YAML Metadata Warning:empty or missing yaml metadata in repo card

Check out the documentation for more information.

Model Overview

Description

GR00T-N1.5-RL-Rheo-AssembleTrocar is a vision language action model (VLA). This model is fine-tuned for surgical instrument handling in the Isaac for Healthcare Rheo workflow. It utilizes a G1 embodiment to perform a trocar assembly task. A trocar is a surgical instrument consisting of an obturator and a cannula, commonly used as an access port in minimally invasive surgery. The robot retrieves the trocar from a surgical tray on the left, assembles it, and places it on a Mayo Stand on the right.This model is ready for commercial/non-commercial use.

License/Terms of Use

Governing Terms: Your usage of the GR00T-N1.5-RL-Rheo-AssembleTrocar model is governed by the NVIDIA License.
You are responsible for ensuring that your use of NVIDIA provided models complies with all applicable laws.

Deployment Geography

Global

Use Case

This model is intended for Rheo simulation workflows focused on surgical instrument assembly (assembling a trocar). It is not intended for real-world clinical deployment.

Release Date

Hugging Face (03/10/2026) via https://huggingface.co/nvidia/GR00T-N1.5-RL-Rheo-AssembleTrocar

Reference(s)

Nvidia Isaac-GR00T N1.5 Isaac For Healthcare

Model Architecture

Architecture Type: Vision Language Action model
Network Architecture: GR00T N1.5 This model was developed based on GR00T N1.5 Number of model parameters: 3 billion

Computational Load

Cumulative Compute: 6.8×10^21 FLOPs (hardware-based calculation using single NVIDIA H100 NVL for training) Estimated Energy and Emissions for Model Training: 1505.28 kWh, 0.618tCO2e

Input(s)

Input Type(s): Vision, State, Language Instruction
Input Format(s):

  • Vision: Red, Green, Blue (RGB) images (uint8)
  • State: Floating point
  • Language Instruction: String

Input Parameters:

  • Vision: Two-Dimensional (2D)
  • State: One-Dimensional (1D)
  • Language Instruction: One-Dimensional (1D)
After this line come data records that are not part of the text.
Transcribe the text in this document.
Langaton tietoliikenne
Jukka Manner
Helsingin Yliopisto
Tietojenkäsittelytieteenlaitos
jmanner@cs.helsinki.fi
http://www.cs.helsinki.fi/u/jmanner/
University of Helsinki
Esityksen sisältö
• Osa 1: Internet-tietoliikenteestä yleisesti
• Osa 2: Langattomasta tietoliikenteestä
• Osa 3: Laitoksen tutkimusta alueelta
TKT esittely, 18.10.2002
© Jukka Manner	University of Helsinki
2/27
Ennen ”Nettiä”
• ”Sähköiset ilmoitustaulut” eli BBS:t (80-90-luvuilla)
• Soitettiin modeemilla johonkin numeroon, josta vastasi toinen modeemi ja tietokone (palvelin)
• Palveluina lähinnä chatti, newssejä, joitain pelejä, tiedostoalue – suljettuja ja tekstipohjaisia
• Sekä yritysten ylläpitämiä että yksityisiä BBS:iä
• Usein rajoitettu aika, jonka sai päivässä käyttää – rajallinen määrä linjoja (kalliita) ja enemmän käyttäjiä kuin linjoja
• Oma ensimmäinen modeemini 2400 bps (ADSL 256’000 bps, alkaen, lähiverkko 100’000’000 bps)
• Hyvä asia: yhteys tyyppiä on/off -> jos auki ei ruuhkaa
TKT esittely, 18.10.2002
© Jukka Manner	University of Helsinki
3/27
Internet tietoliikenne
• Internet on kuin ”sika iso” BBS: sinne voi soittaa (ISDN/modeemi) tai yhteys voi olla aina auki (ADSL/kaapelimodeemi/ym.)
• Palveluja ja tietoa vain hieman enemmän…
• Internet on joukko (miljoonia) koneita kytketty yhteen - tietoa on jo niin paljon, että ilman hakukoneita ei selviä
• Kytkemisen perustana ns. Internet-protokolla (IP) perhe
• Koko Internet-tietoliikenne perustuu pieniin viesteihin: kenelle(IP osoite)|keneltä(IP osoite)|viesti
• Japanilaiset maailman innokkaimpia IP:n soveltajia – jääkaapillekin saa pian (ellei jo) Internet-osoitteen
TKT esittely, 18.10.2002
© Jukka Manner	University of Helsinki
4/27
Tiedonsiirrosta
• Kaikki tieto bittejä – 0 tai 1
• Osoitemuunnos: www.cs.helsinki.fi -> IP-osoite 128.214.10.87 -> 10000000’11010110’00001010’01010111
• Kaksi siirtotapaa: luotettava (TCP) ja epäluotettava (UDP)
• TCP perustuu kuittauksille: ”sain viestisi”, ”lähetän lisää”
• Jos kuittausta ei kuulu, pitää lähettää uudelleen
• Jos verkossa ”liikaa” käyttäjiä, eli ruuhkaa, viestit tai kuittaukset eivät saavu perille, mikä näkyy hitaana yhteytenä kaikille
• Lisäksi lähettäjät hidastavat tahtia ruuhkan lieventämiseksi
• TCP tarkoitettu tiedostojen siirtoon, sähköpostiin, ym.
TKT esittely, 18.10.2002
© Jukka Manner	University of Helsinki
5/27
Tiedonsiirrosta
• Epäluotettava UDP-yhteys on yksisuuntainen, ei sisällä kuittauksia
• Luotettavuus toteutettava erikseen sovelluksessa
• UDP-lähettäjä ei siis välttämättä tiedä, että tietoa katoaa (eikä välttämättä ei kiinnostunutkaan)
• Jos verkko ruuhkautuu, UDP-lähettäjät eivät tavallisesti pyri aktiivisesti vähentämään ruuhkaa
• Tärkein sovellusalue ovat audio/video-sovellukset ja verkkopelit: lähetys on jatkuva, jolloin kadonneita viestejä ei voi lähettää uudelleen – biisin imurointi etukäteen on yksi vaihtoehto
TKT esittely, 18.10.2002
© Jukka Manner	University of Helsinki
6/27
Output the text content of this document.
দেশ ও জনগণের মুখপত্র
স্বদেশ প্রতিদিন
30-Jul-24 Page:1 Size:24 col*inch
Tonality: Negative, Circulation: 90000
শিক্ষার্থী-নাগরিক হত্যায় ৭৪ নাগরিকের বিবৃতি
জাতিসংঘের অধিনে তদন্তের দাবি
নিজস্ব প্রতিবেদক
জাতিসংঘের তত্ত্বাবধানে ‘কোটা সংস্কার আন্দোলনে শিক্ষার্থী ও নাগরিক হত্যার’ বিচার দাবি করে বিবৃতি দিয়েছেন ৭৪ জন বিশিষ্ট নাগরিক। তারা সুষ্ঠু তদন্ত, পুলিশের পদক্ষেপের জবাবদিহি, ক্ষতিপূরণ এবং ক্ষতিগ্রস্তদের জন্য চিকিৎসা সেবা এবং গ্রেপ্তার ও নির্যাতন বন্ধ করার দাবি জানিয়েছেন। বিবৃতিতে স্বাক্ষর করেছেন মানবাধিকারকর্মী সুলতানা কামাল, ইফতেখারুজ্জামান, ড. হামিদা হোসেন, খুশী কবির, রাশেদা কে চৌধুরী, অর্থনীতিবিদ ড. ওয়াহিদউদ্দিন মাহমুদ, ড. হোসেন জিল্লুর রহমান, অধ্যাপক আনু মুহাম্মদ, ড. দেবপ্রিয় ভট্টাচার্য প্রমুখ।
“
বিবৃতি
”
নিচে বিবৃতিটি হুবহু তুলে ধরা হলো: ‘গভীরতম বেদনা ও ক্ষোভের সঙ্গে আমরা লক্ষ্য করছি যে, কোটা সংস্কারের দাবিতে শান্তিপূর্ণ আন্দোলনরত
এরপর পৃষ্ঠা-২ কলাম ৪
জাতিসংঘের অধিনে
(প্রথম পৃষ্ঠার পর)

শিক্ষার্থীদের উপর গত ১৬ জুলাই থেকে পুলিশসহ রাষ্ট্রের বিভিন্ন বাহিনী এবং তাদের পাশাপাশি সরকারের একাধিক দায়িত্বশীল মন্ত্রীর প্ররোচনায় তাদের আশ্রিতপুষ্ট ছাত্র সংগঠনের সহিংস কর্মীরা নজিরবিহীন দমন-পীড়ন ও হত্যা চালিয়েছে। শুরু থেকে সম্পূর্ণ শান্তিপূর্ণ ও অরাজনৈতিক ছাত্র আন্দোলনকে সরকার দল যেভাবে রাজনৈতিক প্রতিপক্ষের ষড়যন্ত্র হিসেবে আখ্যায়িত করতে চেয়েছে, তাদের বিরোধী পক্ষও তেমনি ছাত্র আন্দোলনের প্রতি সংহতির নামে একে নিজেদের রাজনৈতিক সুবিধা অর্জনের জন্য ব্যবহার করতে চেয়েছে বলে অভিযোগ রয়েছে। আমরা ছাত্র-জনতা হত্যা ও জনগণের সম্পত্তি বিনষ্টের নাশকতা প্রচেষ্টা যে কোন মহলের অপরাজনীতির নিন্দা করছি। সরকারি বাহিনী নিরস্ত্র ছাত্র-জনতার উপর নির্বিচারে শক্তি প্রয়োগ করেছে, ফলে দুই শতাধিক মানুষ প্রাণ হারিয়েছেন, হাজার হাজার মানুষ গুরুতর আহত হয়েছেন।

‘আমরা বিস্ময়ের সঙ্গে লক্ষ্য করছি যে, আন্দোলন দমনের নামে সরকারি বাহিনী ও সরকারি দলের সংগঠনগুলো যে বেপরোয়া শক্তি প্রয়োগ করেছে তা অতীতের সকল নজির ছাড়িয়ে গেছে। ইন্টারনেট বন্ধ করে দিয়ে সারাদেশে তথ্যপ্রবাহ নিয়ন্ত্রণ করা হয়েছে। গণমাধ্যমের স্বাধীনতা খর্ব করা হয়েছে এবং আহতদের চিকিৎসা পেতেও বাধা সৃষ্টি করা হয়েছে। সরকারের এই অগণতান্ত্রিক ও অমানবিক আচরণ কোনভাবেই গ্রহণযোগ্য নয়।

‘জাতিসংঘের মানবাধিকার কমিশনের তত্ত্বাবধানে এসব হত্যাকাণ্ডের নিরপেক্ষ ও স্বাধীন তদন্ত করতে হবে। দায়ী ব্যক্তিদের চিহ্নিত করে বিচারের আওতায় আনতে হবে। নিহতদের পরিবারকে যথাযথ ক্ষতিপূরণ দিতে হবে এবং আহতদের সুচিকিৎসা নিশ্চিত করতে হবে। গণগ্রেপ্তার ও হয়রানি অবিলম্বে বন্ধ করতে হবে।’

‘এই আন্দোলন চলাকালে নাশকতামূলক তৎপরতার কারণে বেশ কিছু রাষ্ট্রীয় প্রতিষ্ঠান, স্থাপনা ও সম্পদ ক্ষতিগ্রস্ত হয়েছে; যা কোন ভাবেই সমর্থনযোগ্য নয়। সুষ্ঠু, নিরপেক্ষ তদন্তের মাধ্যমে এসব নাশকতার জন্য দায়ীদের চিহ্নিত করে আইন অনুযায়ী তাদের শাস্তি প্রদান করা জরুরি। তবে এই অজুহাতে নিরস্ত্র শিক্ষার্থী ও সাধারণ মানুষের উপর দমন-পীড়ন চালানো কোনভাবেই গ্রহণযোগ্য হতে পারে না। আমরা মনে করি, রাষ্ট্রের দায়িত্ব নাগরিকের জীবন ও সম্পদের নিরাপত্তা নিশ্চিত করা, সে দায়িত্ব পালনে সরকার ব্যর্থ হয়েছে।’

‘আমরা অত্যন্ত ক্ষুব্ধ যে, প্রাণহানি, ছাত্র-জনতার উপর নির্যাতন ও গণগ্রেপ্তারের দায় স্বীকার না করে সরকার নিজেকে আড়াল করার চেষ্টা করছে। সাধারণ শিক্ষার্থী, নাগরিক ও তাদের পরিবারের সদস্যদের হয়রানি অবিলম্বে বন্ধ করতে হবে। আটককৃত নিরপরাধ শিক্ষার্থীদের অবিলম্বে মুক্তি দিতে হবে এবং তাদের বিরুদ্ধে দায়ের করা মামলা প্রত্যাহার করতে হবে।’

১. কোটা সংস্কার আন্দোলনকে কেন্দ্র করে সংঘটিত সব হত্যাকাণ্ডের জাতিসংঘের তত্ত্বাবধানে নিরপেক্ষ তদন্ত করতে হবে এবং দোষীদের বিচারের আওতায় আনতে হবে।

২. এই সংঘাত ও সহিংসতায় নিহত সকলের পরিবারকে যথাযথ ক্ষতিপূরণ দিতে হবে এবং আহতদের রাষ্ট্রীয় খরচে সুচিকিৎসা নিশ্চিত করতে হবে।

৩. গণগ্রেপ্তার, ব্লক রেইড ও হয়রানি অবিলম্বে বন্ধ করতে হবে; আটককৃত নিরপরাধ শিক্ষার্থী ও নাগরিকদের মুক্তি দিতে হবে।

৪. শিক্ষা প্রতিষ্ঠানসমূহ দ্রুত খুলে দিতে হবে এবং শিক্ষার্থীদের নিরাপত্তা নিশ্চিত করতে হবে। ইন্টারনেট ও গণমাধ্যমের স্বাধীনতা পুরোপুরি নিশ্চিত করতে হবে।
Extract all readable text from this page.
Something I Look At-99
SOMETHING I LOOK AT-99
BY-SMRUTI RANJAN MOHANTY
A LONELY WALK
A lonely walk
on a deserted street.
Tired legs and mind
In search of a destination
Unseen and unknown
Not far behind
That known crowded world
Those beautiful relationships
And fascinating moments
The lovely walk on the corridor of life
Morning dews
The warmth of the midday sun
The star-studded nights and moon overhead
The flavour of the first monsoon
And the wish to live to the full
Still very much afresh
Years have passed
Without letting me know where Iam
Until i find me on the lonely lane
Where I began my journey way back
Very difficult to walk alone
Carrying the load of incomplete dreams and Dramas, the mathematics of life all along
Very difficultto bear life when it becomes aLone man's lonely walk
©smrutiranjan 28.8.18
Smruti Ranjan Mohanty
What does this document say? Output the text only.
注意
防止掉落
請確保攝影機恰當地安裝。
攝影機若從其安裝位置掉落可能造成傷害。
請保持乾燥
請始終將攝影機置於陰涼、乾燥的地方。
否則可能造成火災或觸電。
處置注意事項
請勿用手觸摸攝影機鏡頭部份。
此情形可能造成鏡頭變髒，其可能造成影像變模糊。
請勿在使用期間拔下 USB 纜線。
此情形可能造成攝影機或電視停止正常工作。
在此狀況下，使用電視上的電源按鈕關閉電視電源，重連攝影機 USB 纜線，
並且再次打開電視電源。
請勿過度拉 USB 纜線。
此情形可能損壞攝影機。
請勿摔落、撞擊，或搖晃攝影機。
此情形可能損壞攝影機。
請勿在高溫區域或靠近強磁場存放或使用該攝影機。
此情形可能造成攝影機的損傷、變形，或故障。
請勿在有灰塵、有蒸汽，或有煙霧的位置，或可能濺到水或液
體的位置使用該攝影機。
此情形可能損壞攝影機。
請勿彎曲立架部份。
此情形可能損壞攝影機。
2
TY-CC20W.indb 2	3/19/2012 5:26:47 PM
Other Properties Related to Input:

  • Vision: Three 480x640 uint8 RGB image frames from robot head camera and two wrist camera.
  • State: 1x28 vector.

Output(s)

Output Type(s): Actions Output Format(s): Continuous-value vectors
Output Parameters: Two-Dimensional (2D), 16x28 tensor
Other Properties Related to Output: Continuous-value vectors correspond to different motor controls on the robot embodiment.

Our AI models are designed and/or optimized to run on NVIDIA GPU-accelerated systems. By leveraging NVIDIA’s hardware (e.g., GPU cores) and software frameworks (e.g., CUDA libraries), the model achieves faster training and inference times compared to CPU-only solutions.

Software Integration

Runtime Engine(s): PyTorch 2.8.0

Supported Hardware Microarchitecture Compatibility:

  • NVIDIA Ampere
  • NVIDIA Blackwell
  • NVIDIA Hopper

Supported Operating System(s):

  • Linux (Ubuntu 22.04/24.04 LTS)

Model Version(s)

GR00T-N1.5-RL-Rheo-AssembleTrocar

Training Datasets, Testing, and Evaluation Datasets

Manual teleoperation.

Training Dataset

Total Size: 59 samples Data Modality:

  • Text
  • Video
  • Action

Text Training Data Size: Less than a Billion Tokens
Video Training Data Size: Less than 10,000 Hours
Non-Audio, Image, Text Training Data Size:

Image/Video Data: RGB video frames from robot head camera (640x480 pixels)
Text Data: 59 language instruction strings by human labelling
Action Data: 59 episodes of robot action trajectories (state observations and action sequences)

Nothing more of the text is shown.